NetWeaver laid the foundation for SAP web applications and external interfaces. As a result of SAP's efforts to move applications to the cloud, the attack surface continues to increase. During this transformation, many companies seem to have missed the point of adequately examining their SAP landscape for security or carrying out basic security.
We often talk to companies that have had at least some of their SAP systems examined through penetration tests. However, there are a few aspects to consider here: SAP products are based on a variety of proprietary technologies that cannot be fully investigated with current pentesting techniques, knowledge, and tools. It should also be borne in mind that a penetration test only examines security measures on a random basis and can in no way provide an overall picture of the risks. In addition, penetration tests are almost always carried out selectively on specific systems or applications and therefore do not provide any insights into the actually weakest link in the defense chain.
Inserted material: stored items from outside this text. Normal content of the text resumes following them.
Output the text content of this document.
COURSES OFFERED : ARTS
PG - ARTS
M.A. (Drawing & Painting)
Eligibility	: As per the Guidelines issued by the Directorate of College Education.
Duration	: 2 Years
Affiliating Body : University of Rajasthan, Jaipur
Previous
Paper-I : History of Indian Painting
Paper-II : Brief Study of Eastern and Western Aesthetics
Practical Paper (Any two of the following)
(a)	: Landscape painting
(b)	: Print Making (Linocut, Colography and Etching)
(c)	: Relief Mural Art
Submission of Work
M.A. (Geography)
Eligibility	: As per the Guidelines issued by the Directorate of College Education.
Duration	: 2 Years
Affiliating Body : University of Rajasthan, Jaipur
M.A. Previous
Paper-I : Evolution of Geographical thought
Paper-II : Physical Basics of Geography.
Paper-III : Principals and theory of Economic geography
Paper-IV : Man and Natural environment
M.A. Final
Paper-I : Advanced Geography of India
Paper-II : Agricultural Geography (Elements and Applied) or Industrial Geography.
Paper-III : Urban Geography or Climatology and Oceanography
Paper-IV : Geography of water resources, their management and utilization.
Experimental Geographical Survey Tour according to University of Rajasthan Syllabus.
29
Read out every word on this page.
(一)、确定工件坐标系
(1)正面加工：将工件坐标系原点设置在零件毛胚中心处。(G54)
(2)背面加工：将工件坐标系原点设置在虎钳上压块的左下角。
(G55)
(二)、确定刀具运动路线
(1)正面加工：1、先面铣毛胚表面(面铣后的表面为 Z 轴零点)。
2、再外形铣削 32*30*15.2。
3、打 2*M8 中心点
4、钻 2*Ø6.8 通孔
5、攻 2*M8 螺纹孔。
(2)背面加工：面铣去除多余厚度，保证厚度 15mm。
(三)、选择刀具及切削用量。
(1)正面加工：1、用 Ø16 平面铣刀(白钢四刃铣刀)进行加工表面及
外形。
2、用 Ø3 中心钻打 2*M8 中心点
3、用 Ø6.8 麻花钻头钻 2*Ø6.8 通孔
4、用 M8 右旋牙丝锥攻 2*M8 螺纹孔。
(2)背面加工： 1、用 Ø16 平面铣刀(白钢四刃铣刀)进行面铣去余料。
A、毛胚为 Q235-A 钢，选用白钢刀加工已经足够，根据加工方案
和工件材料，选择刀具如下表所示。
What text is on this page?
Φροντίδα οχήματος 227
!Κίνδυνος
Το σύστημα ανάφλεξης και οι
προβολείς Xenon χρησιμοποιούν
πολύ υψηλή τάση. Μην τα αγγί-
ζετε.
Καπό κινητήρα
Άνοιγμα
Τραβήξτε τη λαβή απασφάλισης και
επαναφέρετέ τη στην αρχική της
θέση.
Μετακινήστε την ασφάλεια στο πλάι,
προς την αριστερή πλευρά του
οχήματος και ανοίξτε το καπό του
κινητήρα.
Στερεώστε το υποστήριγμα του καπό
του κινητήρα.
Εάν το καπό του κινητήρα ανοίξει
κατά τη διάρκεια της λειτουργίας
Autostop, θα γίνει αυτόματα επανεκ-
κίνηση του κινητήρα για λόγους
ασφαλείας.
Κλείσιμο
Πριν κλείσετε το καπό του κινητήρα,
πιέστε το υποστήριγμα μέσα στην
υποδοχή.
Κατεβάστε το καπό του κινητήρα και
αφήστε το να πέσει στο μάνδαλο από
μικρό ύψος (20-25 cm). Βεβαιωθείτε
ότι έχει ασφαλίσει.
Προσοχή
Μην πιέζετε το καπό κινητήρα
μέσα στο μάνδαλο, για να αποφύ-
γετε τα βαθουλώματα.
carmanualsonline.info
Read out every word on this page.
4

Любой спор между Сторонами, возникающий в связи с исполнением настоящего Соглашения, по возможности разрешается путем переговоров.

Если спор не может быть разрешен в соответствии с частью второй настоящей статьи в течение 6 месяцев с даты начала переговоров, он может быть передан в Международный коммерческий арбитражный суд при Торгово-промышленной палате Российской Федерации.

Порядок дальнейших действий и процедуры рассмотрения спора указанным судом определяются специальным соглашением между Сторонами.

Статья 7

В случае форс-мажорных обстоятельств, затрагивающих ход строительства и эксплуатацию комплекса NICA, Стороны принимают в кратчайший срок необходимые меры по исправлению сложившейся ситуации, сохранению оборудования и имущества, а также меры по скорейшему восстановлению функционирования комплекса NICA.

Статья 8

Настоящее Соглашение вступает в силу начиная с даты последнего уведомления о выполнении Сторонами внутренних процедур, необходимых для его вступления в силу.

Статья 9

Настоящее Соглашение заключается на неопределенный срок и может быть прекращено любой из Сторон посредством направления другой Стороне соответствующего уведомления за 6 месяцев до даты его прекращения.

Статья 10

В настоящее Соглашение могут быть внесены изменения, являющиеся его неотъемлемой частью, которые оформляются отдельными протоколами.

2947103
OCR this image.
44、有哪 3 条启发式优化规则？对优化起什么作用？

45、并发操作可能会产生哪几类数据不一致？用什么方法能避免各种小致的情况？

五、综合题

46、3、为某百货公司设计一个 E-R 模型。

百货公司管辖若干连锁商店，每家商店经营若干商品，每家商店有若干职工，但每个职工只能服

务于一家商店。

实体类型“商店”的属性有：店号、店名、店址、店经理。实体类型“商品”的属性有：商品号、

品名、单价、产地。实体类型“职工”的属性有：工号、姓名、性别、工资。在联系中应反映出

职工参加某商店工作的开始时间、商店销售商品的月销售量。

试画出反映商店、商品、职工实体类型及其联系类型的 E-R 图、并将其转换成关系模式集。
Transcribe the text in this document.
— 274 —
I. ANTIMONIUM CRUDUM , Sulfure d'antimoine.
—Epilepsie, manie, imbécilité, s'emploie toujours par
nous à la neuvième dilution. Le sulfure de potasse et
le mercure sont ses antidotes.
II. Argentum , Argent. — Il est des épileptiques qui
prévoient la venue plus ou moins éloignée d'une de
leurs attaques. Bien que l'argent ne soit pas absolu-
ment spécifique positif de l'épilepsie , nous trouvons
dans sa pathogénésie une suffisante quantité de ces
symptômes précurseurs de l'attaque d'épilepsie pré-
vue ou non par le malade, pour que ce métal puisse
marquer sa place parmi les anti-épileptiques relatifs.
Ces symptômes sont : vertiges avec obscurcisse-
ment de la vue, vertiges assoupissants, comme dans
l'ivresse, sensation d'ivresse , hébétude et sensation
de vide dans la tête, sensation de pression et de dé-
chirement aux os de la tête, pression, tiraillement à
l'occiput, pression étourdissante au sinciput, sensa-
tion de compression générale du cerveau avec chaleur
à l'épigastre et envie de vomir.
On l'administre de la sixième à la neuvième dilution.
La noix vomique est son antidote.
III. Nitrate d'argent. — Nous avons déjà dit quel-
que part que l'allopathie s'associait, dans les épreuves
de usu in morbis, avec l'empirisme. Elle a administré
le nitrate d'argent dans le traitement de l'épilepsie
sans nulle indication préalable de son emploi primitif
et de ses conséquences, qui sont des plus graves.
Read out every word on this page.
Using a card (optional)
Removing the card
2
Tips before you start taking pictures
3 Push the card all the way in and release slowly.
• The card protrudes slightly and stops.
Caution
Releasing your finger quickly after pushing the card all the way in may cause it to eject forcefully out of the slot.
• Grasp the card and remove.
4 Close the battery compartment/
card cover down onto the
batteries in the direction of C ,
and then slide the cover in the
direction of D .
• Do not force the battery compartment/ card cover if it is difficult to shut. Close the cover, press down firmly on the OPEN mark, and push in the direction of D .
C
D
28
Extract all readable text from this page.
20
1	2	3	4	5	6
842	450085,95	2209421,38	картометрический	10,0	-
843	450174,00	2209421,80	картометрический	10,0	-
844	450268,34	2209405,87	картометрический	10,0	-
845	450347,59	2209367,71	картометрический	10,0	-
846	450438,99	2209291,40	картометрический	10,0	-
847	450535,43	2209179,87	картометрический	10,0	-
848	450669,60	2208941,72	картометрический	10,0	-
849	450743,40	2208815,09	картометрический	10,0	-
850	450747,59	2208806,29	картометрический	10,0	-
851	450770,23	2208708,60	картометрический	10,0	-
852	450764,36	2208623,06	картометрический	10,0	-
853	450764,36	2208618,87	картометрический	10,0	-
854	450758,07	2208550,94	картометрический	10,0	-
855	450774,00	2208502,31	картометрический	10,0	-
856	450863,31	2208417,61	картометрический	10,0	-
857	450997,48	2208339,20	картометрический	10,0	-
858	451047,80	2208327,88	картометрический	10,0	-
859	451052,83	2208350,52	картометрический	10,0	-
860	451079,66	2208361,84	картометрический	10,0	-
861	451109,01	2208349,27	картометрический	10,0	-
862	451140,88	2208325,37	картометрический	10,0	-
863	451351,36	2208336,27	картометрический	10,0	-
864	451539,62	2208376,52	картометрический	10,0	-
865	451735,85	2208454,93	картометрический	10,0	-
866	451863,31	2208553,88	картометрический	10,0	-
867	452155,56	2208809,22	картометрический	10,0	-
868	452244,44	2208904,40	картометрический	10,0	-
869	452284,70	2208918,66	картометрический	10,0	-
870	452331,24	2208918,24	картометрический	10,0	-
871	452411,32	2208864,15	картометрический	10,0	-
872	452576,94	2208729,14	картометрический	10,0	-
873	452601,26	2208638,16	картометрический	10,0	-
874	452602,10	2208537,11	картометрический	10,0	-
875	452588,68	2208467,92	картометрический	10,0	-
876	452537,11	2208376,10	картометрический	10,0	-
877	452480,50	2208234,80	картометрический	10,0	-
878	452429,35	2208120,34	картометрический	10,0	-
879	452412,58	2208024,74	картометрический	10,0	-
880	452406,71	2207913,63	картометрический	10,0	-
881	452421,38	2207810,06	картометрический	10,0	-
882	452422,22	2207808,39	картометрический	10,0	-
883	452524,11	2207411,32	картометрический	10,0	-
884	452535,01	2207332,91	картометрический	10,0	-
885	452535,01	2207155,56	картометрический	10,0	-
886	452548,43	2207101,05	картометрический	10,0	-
Unfortunately, an attacker can attack exactly this weakest link. This can be a poorly secured development system that has a highly privileged RFC connection to a production system. This can be a BSP application or an OData service that contains a backdoor. This could be a third-party application that has security vulnerabilities in its code. This could be a server or service exposed to the Internet that is not adequately patched. This can be an interface to a supplier that exposes sensitive internal data. And right now, this may also be an insufficiently secured cloud connection — this list is far from complete.
When you consider that chaos literally breaks out in many companies when an important SAP system comes to a standstill, it seems advisable to carry out comprehensive security analyses on a regular basis, which identify all weak links in the defense. However, these can only deliver reliable results if all SAP systems are actually examined. Because risks of system-to-system connections can only be identified if you examine both sides of such connections.
Cybercrime is now a successful business model. Ransomware and data theft have become common means of extortion. Inadequately secured SAP systems are therefore an extremely lucrative target for attackers. Companies that have not yet (completely) tested their SAP systems for security by experts are exposed to an increasing risk of losing control of some of these SAP systems or the data stored in them.